Dengan kasar Azka mengambil cambuk itu, seketika cambuk itu menyusut dan berubah menjadi sekeras pedang bewarna hijau dengan kombinasi hitam dan emas di gagangnya.
“Wahhh ternyata bisa begini!!!” teriak Azka kesenangan sambil loncat loncat bahagia melupakan kemarahannya.
“Bentuknya keren gak jadi marah deh” lanjut Azka sambil memasukkan cambuk curah hujan kedalam ruang dimensi.
“Jika cambuk curah hujan tidak akan pernah melepaskan musuhnya lalu bagaimana dengan musuhku?” tanya Azka.
“Bunda tidak perlu khawatir, musuh tuannya adalah musuhnya juga” jawab Xiao Bai senang, hahahaha bundanya menemukan harta karun.
"Wah wah tidak sia sia aku menuruti Tao untuk berjalan jalan di hutan" gumam Azka merasa beruntung
“Dan kini aku menyesal" sahut Tao meratapi nasibnya.
“Ohh ayolah Nona, cambuk mu itu sedikit dendam denganku kenapa tidak membuangnya saja” lanjut Tao mengusulkan ide busuknya karna merasa di rugikan.
“Enak saja, itu kan salah kamu makanya jadi hewan itu jangan melihat barang dari luarnya saja” ujar Azka menyalahkan Tao.

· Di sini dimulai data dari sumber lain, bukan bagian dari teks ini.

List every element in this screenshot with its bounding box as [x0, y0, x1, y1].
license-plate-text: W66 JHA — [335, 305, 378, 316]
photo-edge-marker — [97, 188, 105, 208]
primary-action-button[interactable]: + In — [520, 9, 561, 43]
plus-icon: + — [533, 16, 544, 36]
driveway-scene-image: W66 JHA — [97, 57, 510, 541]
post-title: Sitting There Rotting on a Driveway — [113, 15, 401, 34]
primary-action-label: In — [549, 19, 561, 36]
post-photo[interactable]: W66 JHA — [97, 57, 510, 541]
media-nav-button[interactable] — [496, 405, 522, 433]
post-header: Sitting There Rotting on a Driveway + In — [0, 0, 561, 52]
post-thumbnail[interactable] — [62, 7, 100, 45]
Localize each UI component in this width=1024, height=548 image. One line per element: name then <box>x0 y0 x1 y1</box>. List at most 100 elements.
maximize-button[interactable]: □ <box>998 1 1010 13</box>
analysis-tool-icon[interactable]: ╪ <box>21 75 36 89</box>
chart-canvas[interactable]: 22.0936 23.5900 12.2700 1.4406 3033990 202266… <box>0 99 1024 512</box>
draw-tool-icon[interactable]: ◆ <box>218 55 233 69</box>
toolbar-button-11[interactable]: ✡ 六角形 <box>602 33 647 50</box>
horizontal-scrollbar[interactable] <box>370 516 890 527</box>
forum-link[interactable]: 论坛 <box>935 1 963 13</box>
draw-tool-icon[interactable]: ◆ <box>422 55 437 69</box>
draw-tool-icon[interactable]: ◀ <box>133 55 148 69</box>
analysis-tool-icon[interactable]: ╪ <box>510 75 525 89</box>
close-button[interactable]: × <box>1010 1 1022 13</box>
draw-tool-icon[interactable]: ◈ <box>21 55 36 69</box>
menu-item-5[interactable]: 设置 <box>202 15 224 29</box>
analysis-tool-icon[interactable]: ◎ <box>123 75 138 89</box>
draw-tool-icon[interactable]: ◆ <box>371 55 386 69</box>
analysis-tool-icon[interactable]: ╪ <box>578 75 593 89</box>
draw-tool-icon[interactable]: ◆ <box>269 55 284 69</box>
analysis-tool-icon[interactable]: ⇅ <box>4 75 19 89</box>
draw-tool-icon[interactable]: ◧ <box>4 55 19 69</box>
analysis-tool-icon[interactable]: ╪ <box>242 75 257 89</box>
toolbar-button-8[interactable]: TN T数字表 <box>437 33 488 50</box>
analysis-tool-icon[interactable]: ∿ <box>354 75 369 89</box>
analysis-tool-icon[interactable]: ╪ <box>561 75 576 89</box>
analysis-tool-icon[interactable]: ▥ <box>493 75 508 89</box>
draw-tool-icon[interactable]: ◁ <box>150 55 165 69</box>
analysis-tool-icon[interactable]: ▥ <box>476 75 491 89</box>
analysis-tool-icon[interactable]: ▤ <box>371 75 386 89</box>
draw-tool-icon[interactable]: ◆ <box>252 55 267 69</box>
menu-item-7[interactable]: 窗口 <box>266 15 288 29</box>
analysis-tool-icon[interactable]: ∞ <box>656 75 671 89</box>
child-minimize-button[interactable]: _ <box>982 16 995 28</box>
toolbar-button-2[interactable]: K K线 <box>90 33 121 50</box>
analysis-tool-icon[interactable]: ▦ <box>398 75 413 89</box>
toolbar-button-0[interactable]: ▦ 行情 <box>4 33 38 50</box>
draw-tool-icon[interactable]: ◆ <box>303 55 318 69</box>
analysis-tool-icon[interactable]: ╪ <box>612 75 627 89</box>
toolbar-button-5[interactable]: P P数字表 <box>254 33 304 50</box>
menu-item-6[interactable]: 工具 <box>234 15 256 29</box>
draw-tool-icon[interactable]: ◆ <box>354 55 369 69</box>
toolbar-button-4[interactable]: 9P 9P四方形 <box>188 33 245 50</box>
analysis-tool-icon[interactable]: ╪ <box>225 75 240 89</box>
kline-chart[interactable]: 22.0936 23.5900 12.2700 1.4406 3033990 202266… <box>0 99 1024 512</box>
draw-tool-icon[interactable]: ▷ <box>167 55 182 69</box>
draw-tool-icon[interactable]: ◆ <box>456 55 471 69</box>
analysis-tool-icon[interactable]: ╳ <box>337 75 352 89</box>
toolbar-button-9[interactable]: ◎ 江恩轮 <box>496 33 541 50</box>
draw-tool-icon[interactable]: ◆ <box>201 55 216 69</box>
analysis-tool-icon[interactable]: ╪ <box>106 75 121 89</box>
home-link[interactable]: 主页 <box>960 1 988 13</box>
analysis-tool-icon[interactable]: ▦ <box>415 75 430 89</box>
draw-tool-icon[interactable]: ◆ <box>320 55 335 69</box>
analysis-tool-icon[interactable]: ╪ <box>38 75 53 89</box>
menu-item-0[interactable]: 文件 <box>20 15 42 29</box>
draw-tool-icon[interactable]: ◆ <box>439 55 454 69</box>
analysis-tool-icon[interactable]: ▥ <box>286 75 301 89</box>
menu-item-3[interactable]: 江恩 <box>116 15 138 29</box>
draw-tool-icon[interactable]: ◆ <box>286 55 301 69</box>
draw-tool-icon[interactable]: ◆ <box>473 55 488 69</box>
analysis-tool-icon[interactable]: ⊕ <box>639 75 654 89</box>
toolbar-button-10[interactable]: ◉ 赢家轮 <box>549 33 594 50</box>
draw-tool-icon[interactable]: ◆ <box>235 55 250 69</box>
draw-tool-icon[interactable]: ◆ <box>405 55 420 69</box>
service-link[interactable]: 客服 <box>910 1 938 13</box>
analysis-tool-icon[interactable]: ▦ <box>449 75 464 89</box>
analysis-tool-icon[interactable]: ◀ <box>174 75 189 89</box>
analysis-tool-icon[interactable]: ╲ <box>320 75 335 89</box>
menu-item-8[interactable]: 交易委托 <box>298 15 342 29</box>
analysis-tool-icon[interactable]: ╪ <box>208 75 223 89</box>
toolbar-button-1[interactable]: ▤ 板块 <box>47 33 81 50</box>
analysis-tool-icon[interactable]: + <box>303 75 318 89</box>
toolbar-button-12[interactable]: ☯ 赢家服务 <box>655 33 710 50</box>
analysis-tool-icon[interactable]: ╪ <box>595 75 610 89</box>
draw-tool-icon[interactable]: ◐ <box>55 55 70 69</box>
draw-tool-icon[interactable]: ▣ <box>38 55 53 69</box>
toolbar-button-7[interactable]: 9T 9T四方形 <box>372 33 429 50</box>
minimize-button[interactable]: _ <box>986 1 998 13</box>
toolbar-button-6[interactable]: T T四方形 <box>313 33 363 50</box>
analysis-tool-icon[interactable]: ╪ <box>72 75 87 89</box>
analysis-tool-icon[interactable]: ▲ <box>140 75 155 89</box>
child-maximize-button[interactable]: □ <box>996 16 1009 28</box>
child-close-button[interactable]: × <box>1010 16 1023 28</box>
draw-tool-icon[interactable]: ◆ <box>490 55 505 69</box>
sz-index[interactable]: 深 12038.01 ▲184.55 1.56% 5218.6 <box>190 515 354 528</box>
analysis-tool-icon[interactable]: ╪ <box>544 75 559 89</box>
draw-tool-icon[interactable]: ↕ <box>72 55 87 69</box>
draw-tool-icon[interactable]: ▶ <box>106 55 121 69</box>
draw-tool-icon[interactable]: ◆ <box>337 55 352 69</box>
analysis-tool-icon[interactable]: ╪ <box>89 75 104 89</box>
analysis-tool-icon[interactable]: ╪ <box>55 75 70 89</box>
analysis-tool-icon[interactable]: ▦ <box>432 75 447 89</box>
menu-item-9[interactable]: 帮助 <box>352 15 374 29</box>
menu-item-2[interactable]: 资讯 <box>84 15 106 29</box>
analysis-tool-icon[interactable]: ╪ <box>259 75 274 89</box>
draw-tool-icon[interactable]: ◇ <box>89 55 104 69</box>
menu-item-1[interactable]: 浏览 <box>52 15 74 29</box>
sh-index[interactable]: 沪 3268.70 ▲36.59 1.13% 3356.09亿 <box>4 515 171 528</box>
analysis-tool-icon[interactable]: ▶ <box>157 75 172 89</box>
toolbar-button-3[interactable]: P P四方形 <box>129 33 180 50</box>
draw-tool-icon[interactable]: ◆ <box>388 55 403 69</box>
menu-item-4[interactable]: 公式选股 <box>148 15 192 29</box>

“Rasakan itu paman, masih untung cambuk itu tidak membelah mu seperti membelah langit” sahut Xiao Bai mengejek Tao.
“Loh emang bisa?” tanya Azka.
“Bisa, keunggulan senjata cambuk curah hujan adalah dapat membelah langit jadi bunda harus sedikit berhati hati saat menggunakannya, dulu cambuk curah hujan pernah menjalin kontrak dengan seorang Master, waktu itu terjadi perang besar dan master itu menggunakan cambuk curah hujan untuk mengakhiri perang dengan membelah langit sampai keluar badai hebat 7 hari 7 malam, bukan kah itu keren” jawab Xiao Bai panjang lebar.
“Jika langit terbelah bukan kah itu terlalu mustahil?” tanya Azka tidak percaya dengan ucapan Xiao Bai.
__ADS_1
“Ohh ayolah ibunda, membelah langit hanya perumpamaan yang melebih lebihkan, arti sesungguhnya adalah menciptakan gemuruh di langit seperti akan terjadi hujan besar maka dari itu cambuk ini di sebut cambuk curah hujan” jawab Xiao Bai.
“Aaahhh” gumam Azka sambil manggut manggut mulai faham dengan penjelasan Xiao Bai.
“Nona tidak bisakah kita beristirahat sedikit lebih lama, rasa cambukan itu masih melekat di tubuhku meski sudah memakan pil penyembuhan” sahut Tao.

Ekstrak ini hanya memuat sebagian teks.